Opinion | China should look back in history when it comes to chastising Japan, others about aggression
Chinese Foreign Ministry spokesman Lin Jian said any actions that undermined regional peace and stability would “arouse the vigilance and common opposition of the people of the region”.
Japan should “seriously reflect on its history of aggression and be cautious in its words and deeds in the field of military security”, he added.
In 2014, during China’s commemoration of Japan’s World War II surrender, Beijing urged Tokyo to learn from its past military aggression.
By cultivating ties with underground communist parties and supplying arms and material to these countries, Beijing hoped that armed struggle would lead to the overthrow of governments.

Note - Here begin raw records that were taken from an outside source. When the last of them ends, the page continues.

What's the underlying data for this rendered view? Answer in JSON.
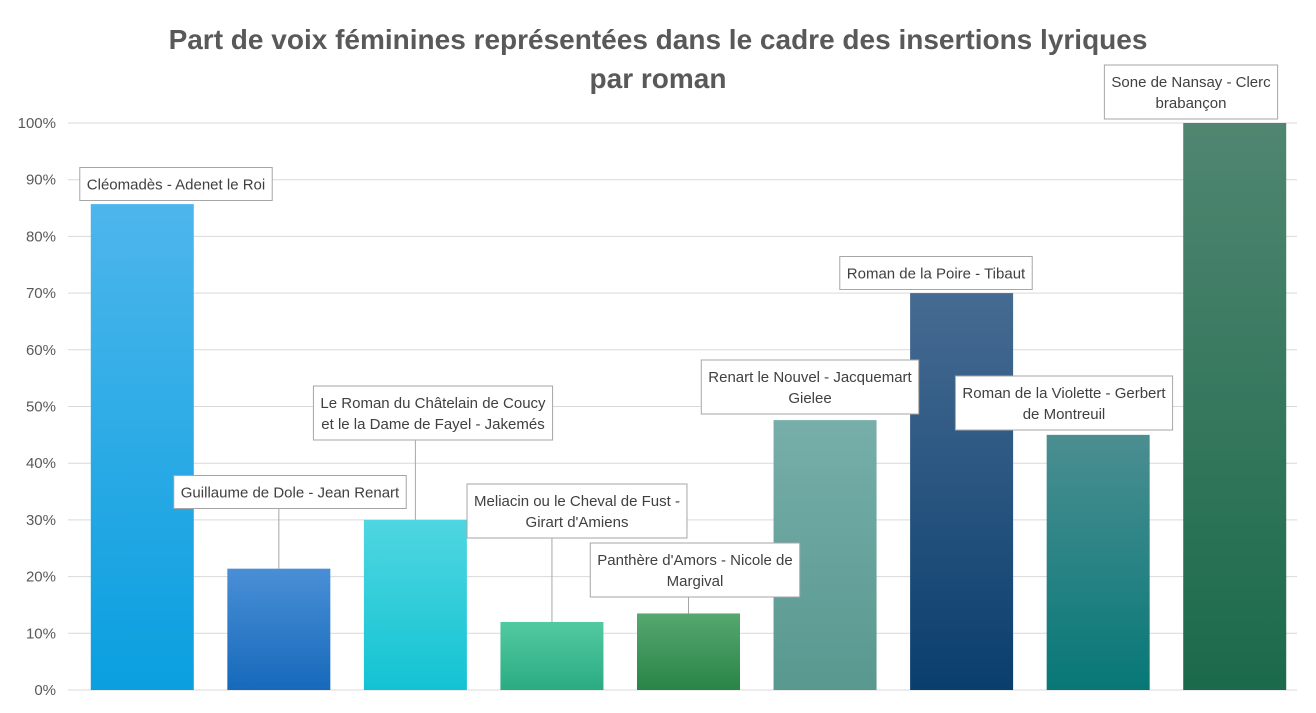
{
  "chart_data": {
    "type": "bar",
    "title_lines": [
      "Part de voix féminines représentées dans le cadre des insertions lyriques",
      "par roman"
    ],
    "xlabel": "",
    "ylabel": "",
    "ylim": [
      0,
      100
    ],
    "y_ticks": [
      0,
      10,
      20,
      30,
      40,
      50,
      60,
      70,
      80,
      90,
      100
    ],
    "y_tick_labels": [
      "0%",
      "10%",
      "20%",
      "30%",
      "40%",
      "50%",
      "60%",
      "70%",
      "80%",
      "90%",
      "100%"
    ],
    "grid": true,
    "legend": "none",
    "categories": [
      "Cléomadès - Adenet le Roi",
      "Guillaume de Dole - Jean Renart",
      "Le Roman du Châtelain de Coucy et le la Dame de Fayel - Jakemés",
      "Meliacin ou le Cheval de Fust - Girart d'Amiens",
      "Panthère d'Amors - Nicole de Margival",
      "Renart le Nouvel - Jacquemart Gielee",
      "Roman de la Poire - Tibaut",
      "Roman de la Violette - Gerbert de Montreuil",
      "Sone de Nansay - Clerc brabançon"
    ],
    "label_lines": [
      [
        "Cléomadès - Adenet le Roi"
      ],
      [
        "Guillaume de Dole - Jean Renart"
      ],
      [
        "Le Roman du Châtelain de Coucy",
        "et le la Dame de Fayel - Jakemés"
      ],
      [
        "Meliacin ou le Cheval de Fust -",
        "Girart d'Amiens"
      ],
      [
        "Panthère d'Amors - Nicole de",
        "Margival"
      ],
      [
        "Renart le Nouvel - Jacquemart",
        "Gielee"
      ],
      [
        "Roman de la Poire - Tibaut"
      ],
      [
        "Roman de la Violette - Gerbert",
        "de Montreuil"
      ],
      [
        "Sone de Nansay - Clerc",
        "brabançon"
      ]
    ],
    "values": [
      85.7,
      21.4,
      30.0,
      12.0,
      13.5,
      47.6,
      70.0,
      45.0,
      100.0
    ],
    "colors": [
      [
        "#4db6ec",
        "#0a9fdf"
      ],
      [
        "#4a8fd6",
        "#1669bb"
      ],
      [
        "#4fd6e0",
        "#13c3d3"
      ],
      [
        "#52caa1",
        "#2bab82"
      ],
      [
        "#55a870",
        "#2a8446"
      ],
      [
        "#77aeaa",
        "#58988f"
      ],
      [
        "#466b92",
        "#0a3e6d"
      ],
      [
        "#4b8e91",
        "#077877"
      ],
      [
        "#508671",
        "#1b6a4b"
      ]
    ],
    "axis_color": "#d9d9d9",
    "tick_color": "#595959",
    "label_border_color": "#a6a6a6"
  }
}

China’s insurgency support was a tool used to cement its international status among socialist countries, according to Stanislav Myšička writing in the International Journal of China Studies in 2015, as well as to weaken non-communist regimes, alongside the superpowers backing them.
A 1985 report from the Rand think tank said that over a period of almost 40 years, Southeast Asia governments had experienced so many insurgency incidents and conducted so many counter-insurgency campaigns that “an inventory of cases would reach encyclopedic proportions”.
Southeast Asian governments had to direct limited budgets and resources to tackle the insurgents who had little qualms about resorting to violence, including the destruction of life and property.
Remembering history is well and good, but perhaps it should be a two-way street.
Doing so is likely to allow countries and individuals to learn from the past, understand the present, and hopefully not repeat past errors.
When urging Japan to remember history, China does not necessarily have its eyes on history or past aggression. Rather, it is to make a political statement on its dissatisfaction and even resentment of the present.
By building closer defence ties, selling patrol vessels to Manila, and sending fighter jets and tanks to take part in joint exercises, Japan’s Foreign Minister Yoko Kamikawa said it was necessary to ensure “a free and open international order based on the rule of law”.
Remembering history is a convenient tool for China in expressing its resentment and exerting pressure on Japan.
Does supporting communist insurgents in Southeast Asia in this time and age sound far-fetched? Likewise, for a return to the sort of Japanese militarism, invasion and occupation found before World War II.
Perhaps history should be left to historians, academics, even activists and civic groups, because when the Chinese government harks back to history, uppermost on its mind is the present and not the past.